About a quarter of a mile to home, Bruce met us. He asked how it was going. All I said was, "I am ready to take her back."

We finished the walk and once in the driveway she seemed to settle down for a brief moment to enjoy the sun.

We didn't have to return her until 5pm, it was only noon. But even I knew when it was time to say, "No."

As much as I wanted to adopt Zoey, I knew I would not be able to handle all her special needs and requirements. I had fallen in love with her beauty but I knew I was not strong enough to work past what she needed to have a good life.

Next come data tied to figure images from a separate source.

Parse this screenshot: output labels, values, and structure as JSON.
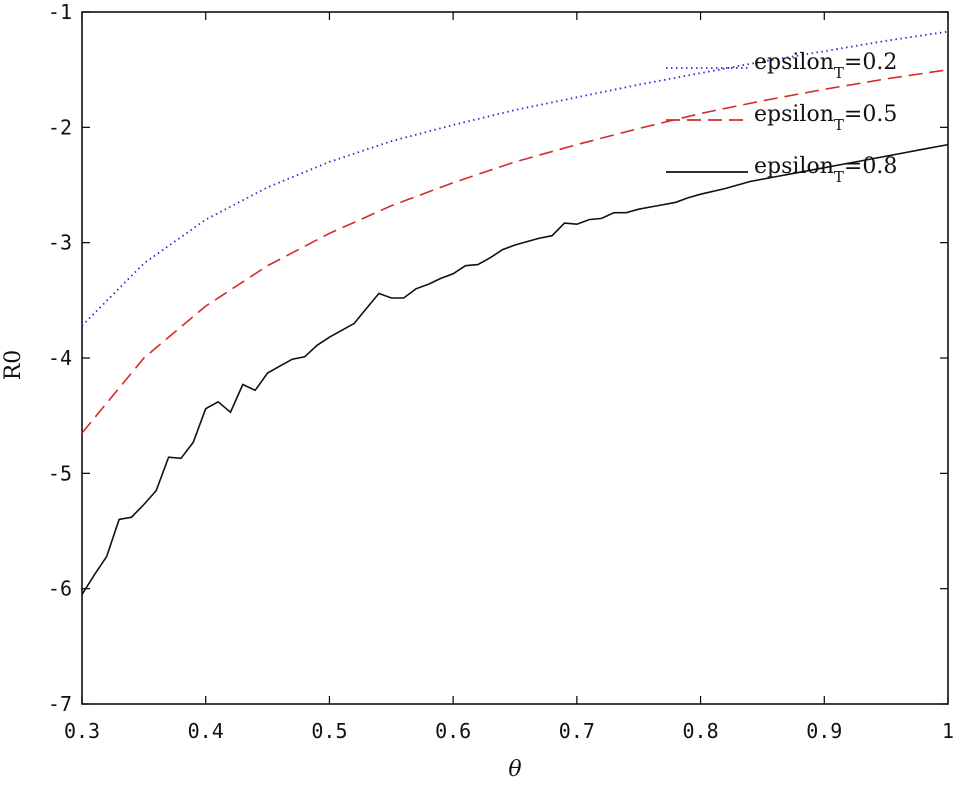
{
  "chart_data": {
    "type": "line",
    "xlabel": "θ",
    "ylabel": "R0",
    "xlim": [
      0.3,
      1.0
    ],
    "ylim": [
      -7,
      -1
    ],
    "xticks": [
      0.3,
      0.4,
      0.5,
      0.6,
      0.7,
      0.8,
      0.9,
      1.0
    ],
    "xtick_labels": [
      "0.3",
      "0.4",
      "0.5",
      "0.6",
      "0.7",
      "0.8",
      "0.9",
      "1"
    ],
    "yticks": [
      -7,
      -6,
      -5,
      -4,
      -3,
      -2,
      -1
    ],
    "ytick_labels": [
      "-7",
      "-6",
      "-5",
      "-4",
      "-3",
      "-2",
      "-1"
    ],
    "grid": false,
    "legend_position": "top-right",
    "series": [
      {
        "name": "epsilon_T=0.2",
        "legend_main": "epsilon",
        "legend_sub": "T",
        "legend_tail": "=0.2",
        "color": "#2b2bd6",
        "style": "dotted",
        "x": [
          0.3,
          0.35,
          0.4,
          0.45,
          0.5,
          0.55,
          0.6,
          0.65,
          0.7,
          0.75,
          0.8,
          0.85,
          0.9,
          0.95,
          1.0
        ],
        "y": [
          -3.72,
          -3.18,
          -2.8,
          -2.52,
          -2.3,
          -2.12,
          -1.98,
          -1.85,
          -1.74,
          -1.63,
          -1.53,
          -1.43,
          -1.34,
          -1.25,
          -1.17
        ]
      },
      {
        "name": "epsilon_T=0.5",
        "legend_main": "epsilon",
        "legend_sub": "T",
        "legend_tail": "=0.5",
        "color": "#d62b2b",
        "style": "dashed",
        "x": [
          0.3,
          0.35,
          0.4,
          0.45,
          0.5,
          0.55,
          0.6,
          0.65,
          0.7,
          0.75,
          0.8,
          0.85,
          0.9,
          0.95,
          1.0
        ],
        "y": [
          -4.65,
          -4.0,
          -3.55,
          -3.2,
          -2.92,
          -2.68,
          -2.48,
          -2.3,
          -2.15,
          -2.01,
          -1.88,
          -1.77,
          -1.67,
          -1.58,
          -1.5
        ]
      },
      {
        "name": "epsilon_T=0.8",
        "legend_main": "epsilon",
        "legend_sub": "T",
        "legend_tail": "=0.8",
        "color": "#111111",
        "style": "solid",
        "x": [
          0.3,
          0.31,
          0.32,
          0.33,
          0.34,
          0.35,
          0.36,
          0.37,
          0.38,
          0.39,
          0.4,
          0.41,
          0.42,
          0.43,
          0.44,
          0.45,
          0.46,
          0.47,
          0.48,
          0.49,
          0.5,
          0.51,
          0.52,
          0.53,
          0.54,
          0.55,
          0.56,
          0.57,
          0.58,
          0.59,
          0.6,
          0.61,
          0.62,
          0.63,
          0.64,
          0.65,
          0.66,
          0.67,
          0.68,
          0.69,
          0.7,
          0.71,
          0.72,
          0.73,
          0.74,
          0.75,
          0.76,
          0.77,
          0.78,
          0.79,
          0.8,
          0.82,
          0.84,
          0.86,
          0.88,
          0.9,
          0.92,
          0.94,
          0.96,
          0.98,
          1.0
        ],
        "y": [
          -6.05,
          -5.88,
          -5.72,
          -5.4,
          -5.38,
          -5.27,
          -5.15,
          -4.86,
          -4.87,
          -4.73,
          -4.44,
          -4.38,
          -4.47,
          -4.23,
          -4.28,
          -4.13,
          -4.07,
          -4.01,
          -3.99,
          -3.89,
          -3.82,
          -3.76,
          -3.7,
          -3.57,
          -3.44,
          -3.48,
          -3.48,
          -3.4,
          -3.36,
          -3.31,
          -3.27,
          -3.2,
          -3.19,
          -3.13,
          -3.06,
          -3.02,
          -2.99,
          -2.96,
          -2.94,
          -2.83,
          -2.84,
          -2.8,
          -2.79,
          -2.74,
          -2.74,
          -2.71,
          -2.69,
          -2.67,
          -2.65,
          -2.61,
          -2.58,
          -2.53,
          -2.47,
          -2.43,
          -2.39,
          -2.35,
          -2.31,
          -2.27,
          -2.23,
          -2.19,
          -2.15
        ]
      }
    ]
  }
}
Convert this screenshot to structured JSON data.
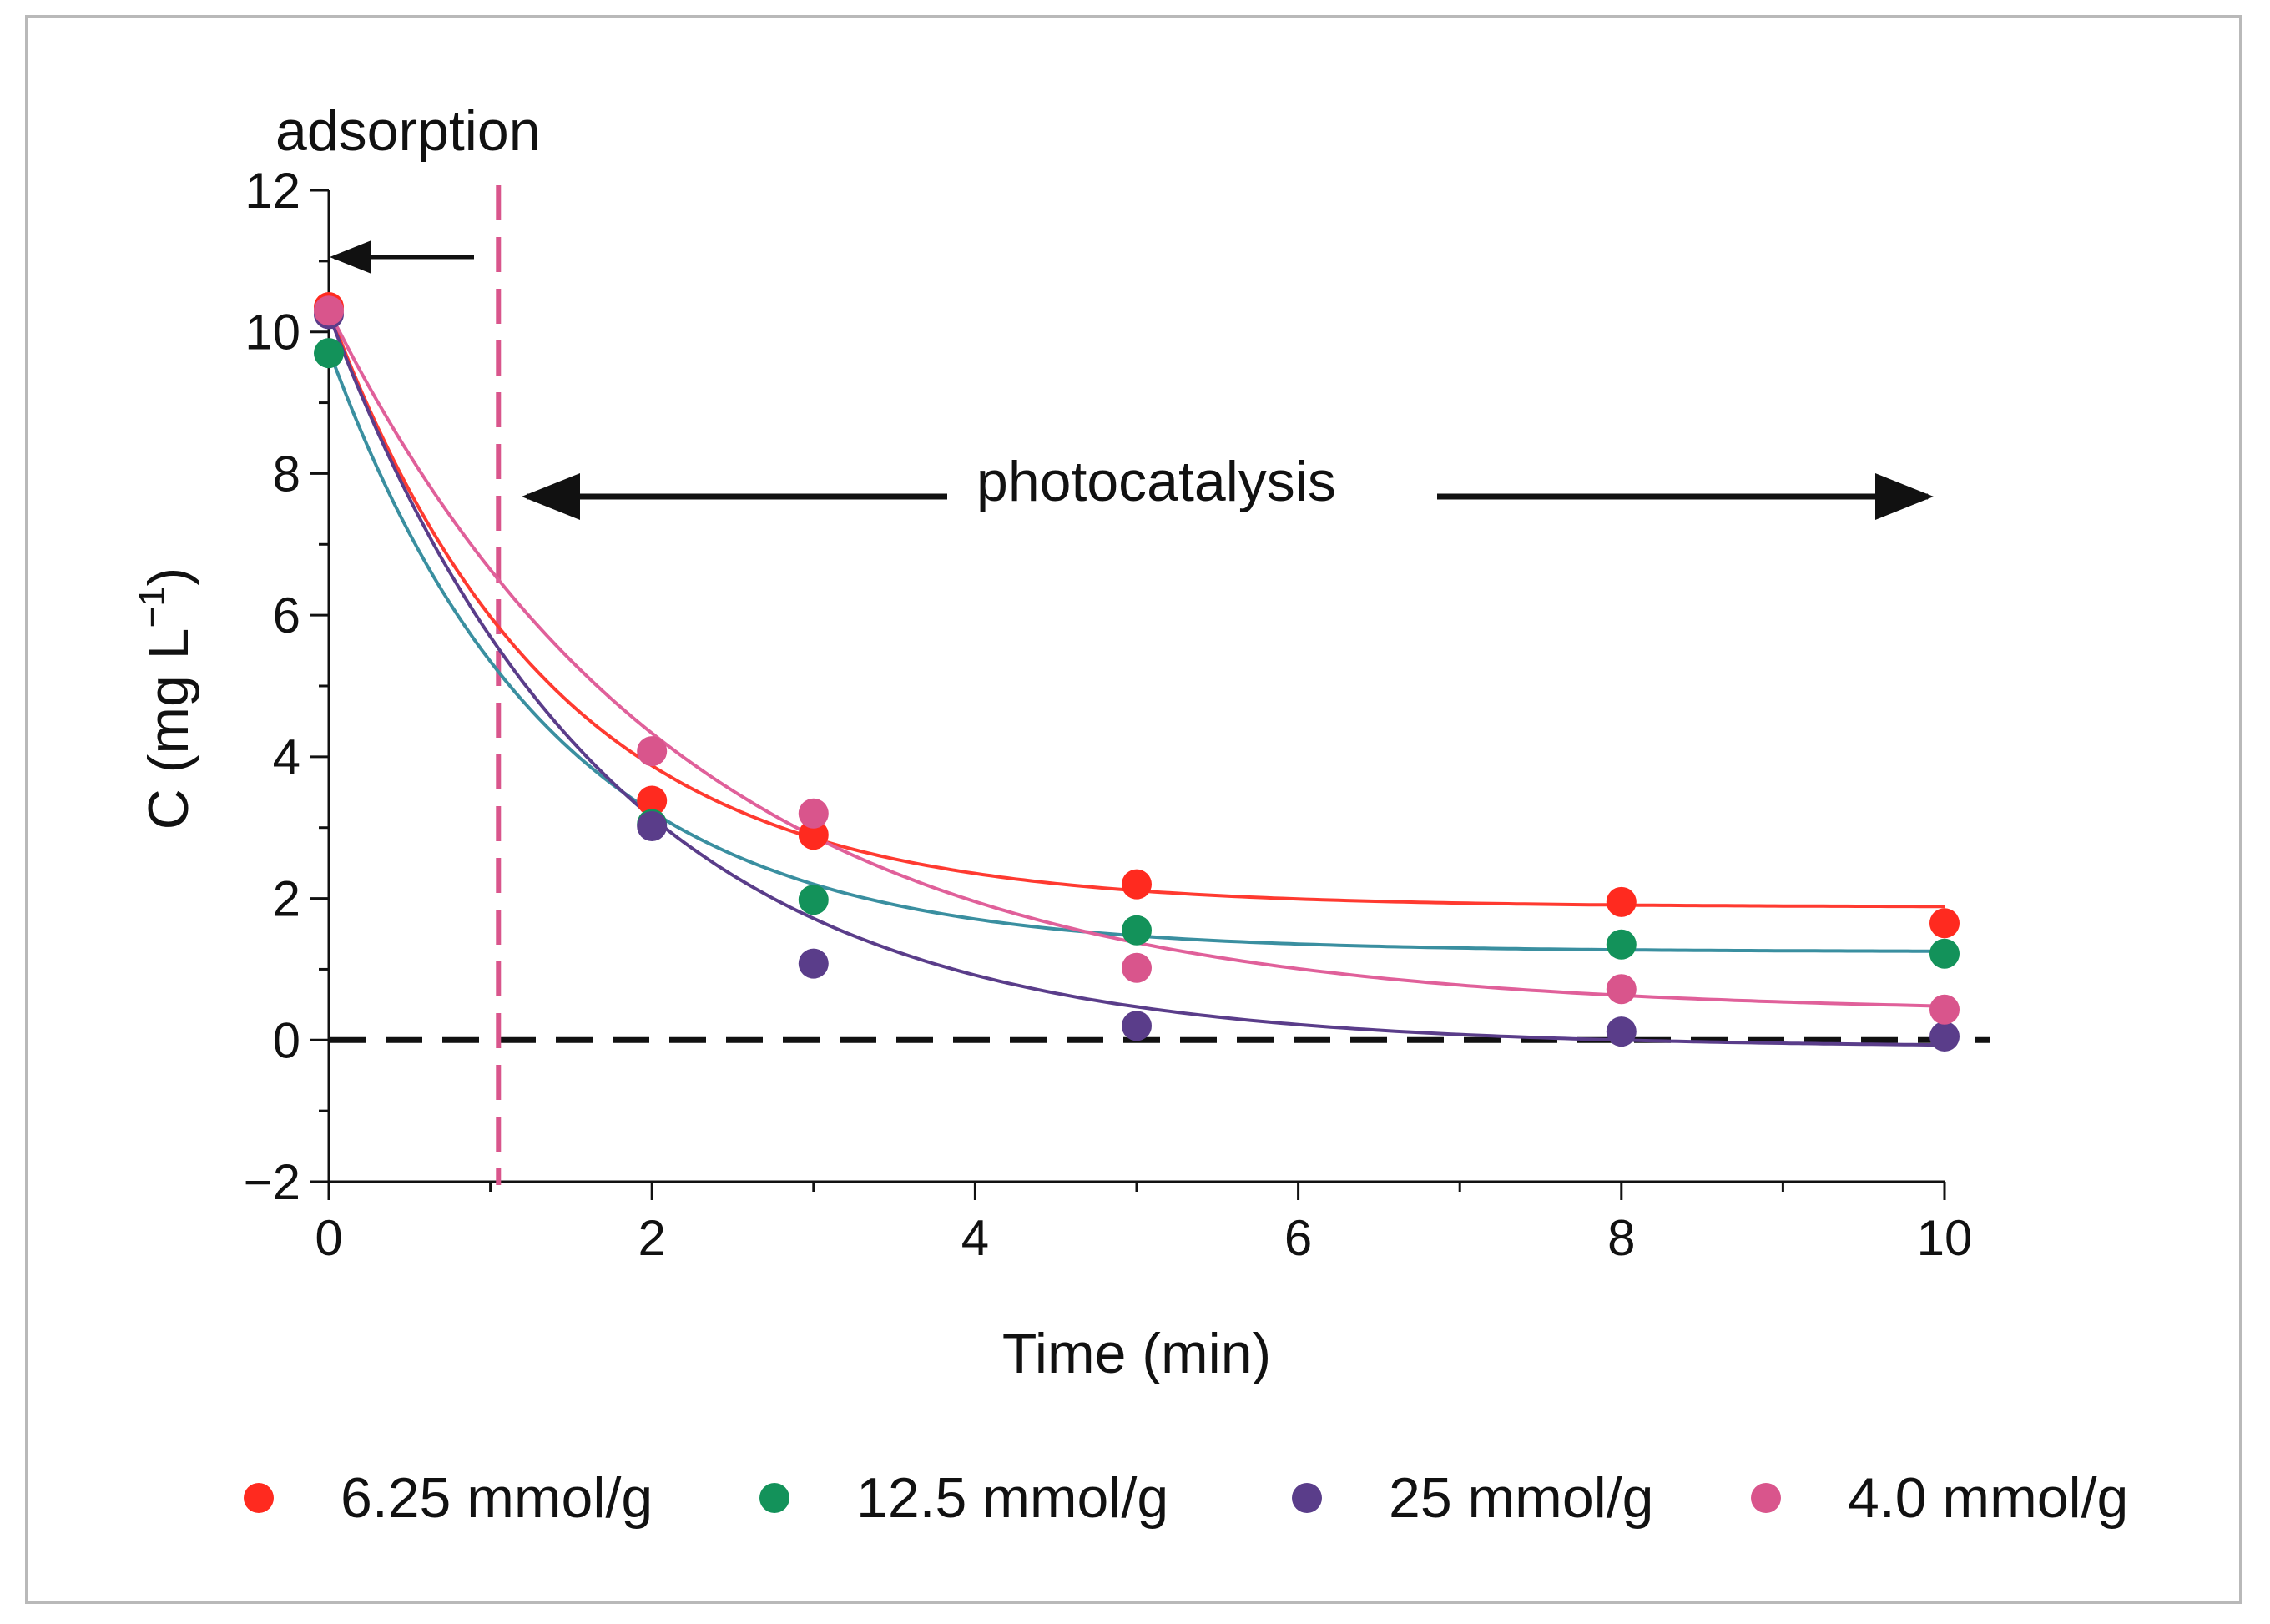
{
  "chart_data": {
    "type": "scatter",
    "xlabel": "Time (min)",
    "ylabel": "C (mg L",
    "ylabel_sup": "−1",
    "ylabel_close": ")",
    "xlim": [
      0,
      10
    ],
    "ylim": [
      -2,
      12
    ],
    "xticks": [
      0,
      2,
      4,
      6,
      8,
      10
    ],
    "yticks": [
      -2,
      0,
      2,
      4,
      6,
      8,
      10,
      12
    ],
    "grid": false,
    "legend_position": "bottom",
    "reference_lines": {
      "horizontal_dashed_y": 0,
      "vertical_dashed_x": 1.05
    },
    "annotations": {
      "adsorption": "adsorption",
      "photocatalysis": "photocatalysis"
    },
    "series": [
      {
        "name": "6.25 mmol/g",
        "color": "#ff2a1f",
        "line_color": "#ff3a30",
        "x": [
          0,
          2,
          3,
          5,
          8,
          10
        ],
        "y": [
          10.35,
          3.38,
          2.9,
          2.2,
          1.95,
          1.65
        ],
        "fit": {
          "c_inf": 1.88,
          "c0": 10.3,
          "k": 0.72
        }
      },
      {
        "name": "12.5 mmol/g",
        "color": "#13925a",
        "line_color": "#3a8fa0",
        "x": [
          0,
          2,
          3,
          5,
          8,
          10
        ],
        "y": [
          9.7,
          3.05,
          1.98,
          1.55,
          1.35,
          1.22
        ],
        "fit": {
          "c_inf": 1.25,
          "c0": 9.75,
          "k": 0.73
        }
      },
      {
        "name": "25 mmol/g",
        "color": "#5a3d8a",
        "line_color": "#5a3d8a",
        "x": [
          0,
          2,
          3,
          5,
          8,
          10
        ],
        "y": [
          10.25,
          3.02,
          1.08,
          0.2,
          0.12,
          0.05
        ],
        "fit": {
          "c_inf": -0.1,
          "c0": 10.25,
          "k": 0.58
        }
      },
      {
        "name": "4.0 mmol/g",
        "color": "#d9558c",
        "line_color": "#e0609a",
        "x": [
          0,
          2,
          3,
          5,
          8,
          10
        ],
        "y": [
          10.3,
          4.08,
          3.2,
          1.02,
          0.72,
          0.43
        ],
        "fit": {
          "c_inf": 0.38,
          "c0": 10.3,
          "k": 0.46
        }
      }
    ]
  }
}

It seems I have made several posts since I started writing about knowing when to say enough is enough. Just last week I wrote about being okay if I didn't summit. A small part of me still thinks that is quitting. I have never been a quitter. But is it really quitting? We condition ourselves at a young age that we must succeed no matter what we do at all costs. Is that setting us up to fail though? Who wants to try new things with the pressure of must succeeding? I am all for doing whatever it takes to succeed, as long as the goal is something that you truly value and it is okay to change one's mind if part way through one discovers this really isn't for me. So, is it really quitting? Nah, it's a good choice, so you can spend your energy figuring out your next big adventure.

So, we said, "No." to adopting Zoey. We were not her forever home. I checked the BHS adoption page and she was not there. Good for her. I am sure someone will give her what she needs, but as for us, we had to say no.